L’auteure et interprète Marie-Pier Lagacé, ci-dessus en compagnie du comédien David Grenier dans une scène de «Celle qu’on pointe du doigt», signe un texte aussi «punché» que sensible, qu’elle porte avec un aplomb impressionnant.

«Celle qu’on pointe du doigt»: les nuances d’une tragédie

CRITIQUE / Marie-Pier Lagacé n’a pas choisi le sujet le plus simple en plaçant l’infanticide au cœur de sa première pièce de théâtre, «Celle qu’on pointe du doigt», qui a pris l’affiche à Premier Acte. Partant du point de vue que tout le monde cache en soi une zone d’ombre qui peut, si les conditions sont réunies, nous pousser à commettre l’irréparable, l’auteure et comédienne ne rate pas la cible avec ce texte sensible, percutant et tout en nuances.

Celle qu’on pointe du doigt, c’est l’histoire d’une fille ordinaire qui, de fil en aiguille, en viendra à commettre le crime odieux du meurtre de son enfant. Pas de mèche vendue ici, c’est la prémisse de la pièce, qui débute alors que la jeune mère est déjà incarcérée. Par une série de flashbacks, nous en viendrons à comprendre — ou du moins à essayer de comprendre — ce qui l’a menée là : des troubles anxieux, une relation quasi inexistante avec sa propre mère, une piètre estime d’elle-même, une dépendance affective, une rupture amoureuse, une grossesse imprévue, de l’épuisement, etc. Pas d’excuse, pas de justification, pas de jugement ni de réelle prise de position. Juste l’exposition d’un contexte. À chacun, ensuite, de se faire sa propre idée. 

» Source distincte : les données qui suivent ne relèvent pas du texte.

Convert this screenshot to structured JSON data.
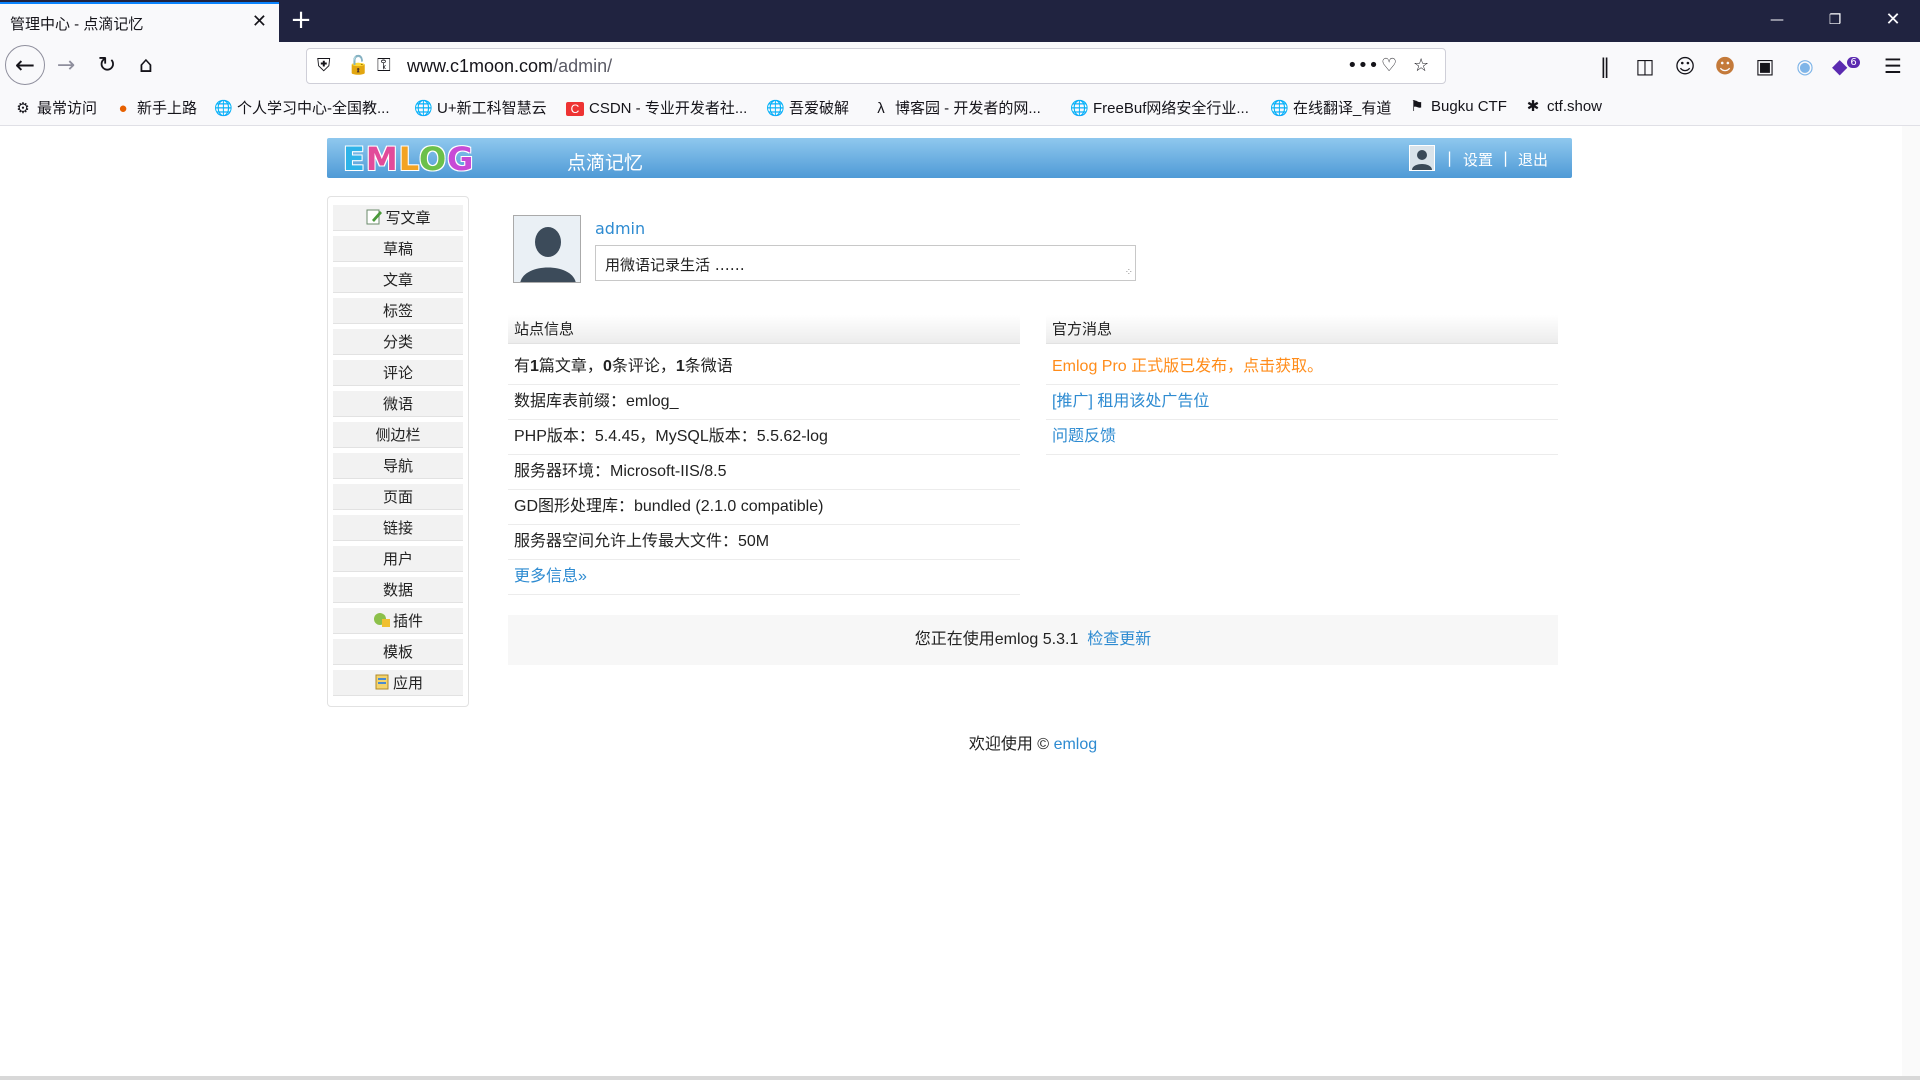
{
  "browser": {
    "tab_title": "管理中心 - 点滴记忆",
    "tab_close": "✕",
    "new_tab": "+",
    "url_domain": "www.c1moon.com",
    "url_path": "/admin/",
    "url_more": "•••",
    "extension_badge": "6",
    "bookmarks": [
      {
        "label": "最常访问",
        "icon": "gear-icon"
      },
      {
        "label": "新手上路",
        "icon": "firefox-icon"
      },
      {
        "label": "个人学习中心-全国教...",
        "icon": "globe-icon"
      },
      {
        "label": "U+新工科智慧云",
        "icon": "globe-icon"
      },
      {
        "label": "CSDN - 专业开发者社...",
        "icon": "csdn-icon"
      },
      {
        "label": "吾爱破解",
        "icon": "globe-icon"
      },
      {
        "label": "博客园 - 开发者的网...",
        "icon": "cnblogs-icon"
      },
      {
        "label": "FreeBuf网络安全行业...",
        "icon": "globe-icon"
      },
      {
        "label": "在线翻译_有道",
        "icon": "globe-icon"
      },
      {
        "label": "Bugku CTF",
        "icon": "flag-icon"
      },
      {
        "label": "ctf.show",
        "icon": "runner-icon"
      }
    ]
  },
  "header": {
    "logo_letters": [
      "E",
      "M",
      "L",
      "O",
      "G"
    ],
    "site_title": "点滴记忆",
    "settings": "设置",
    "logout": "退出",
    "separator": "|"
  },
  "sidebar": {
    "items": [
      {
        "label": "写文章",
        "icon": "pencil-icon"
      },
      {
        "label": "草稿"
      },
      {
        "label": "文章"
      },
      {
        "label": "标签"
      },
      {
        "label": "分类"
      },
      {
        "label": "评论"
      },
      {
        "label": "微语"
      },
      {
        "label": "侧边栏"
      },
      {
        "label": "导航"
      },
      {
        "label": "页面"
      },
      {
        "label": "链接"
      },
      {
        "label": "用户"
      },
      {
        "label": "数据"
      },
      {
        "label": "插件",
        "icon": "plugin-icon"
      },
      {
        "label": "模板"
      },
      {
        "label": "应用",
        "icon": "app-icon"
      }
    ]
  },
  "profile": {
    "username": "admin",
    "twitter_placeholder": "用微语记录生活 ……"
  },
  "site_info": {
    "title": "站点信息",
    "stats": {
      "prefix": "有",
      "posts": "1",
      "posts_unit": "篇文章，",
      "comments": "0",
      "comments_unit": "条评论，",
      "twitters": "1",
      "twitters_unit": "条微语"
    },
    "rows": [
      "数据库表前缀：emlog_",
      "PHP版本：5.4.45，MySQL版本：5.5.62-log",
      "服务器环境：Microsoft-IIS/8.5",
      "GD图形处理库：bundled (2.1.0 compatible)",
      "服务器空间允许上传最大文件：50M"
    ],
    "more": "更多信息»"
  },
  "official_news": {
    "title": "官方消息",
    "items": [
      {
        "label": "Emlog Pro 正式版已发布，点击获取。",
        "color": "#ff8c1a"
      },
      {
        "label": "[推广] 租用该处广告位",
        "color": "#2e8bd1"
      },
      {
        "label": "问题反馈",
        "color": "#2e8bd1"
      }
    ]
  },
  "version": {
    "text": "您正在使用emlog 5.3.1",
    "check_update": "检查更新"
  },
  "footer": {
    "text": "欢迎使用 ©",
    "link": "emlog"
  },
  "colors": {
    "header_gradient_top": "#8fc8ee",
    "header_gradient_bottom": "#4f9ad6",
    "link": "#2e8bd1",
    "accent_orange": "#ff8c1a",
    "tabbar": "#202340"
  }
}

Dans une facture cinématographique, la pièce se déroule dans une série de courtes séquences qui s’enchaînent, qui s’enchevêtrent, qui font constamment des bonds dans le temps. La mise en scène dynamique de Simon Lemoine met en exergue ce ballet spatio-temporel, qui utilise parfois des ambiances oniriques pour nous amener dans la tête de la protagoniste. 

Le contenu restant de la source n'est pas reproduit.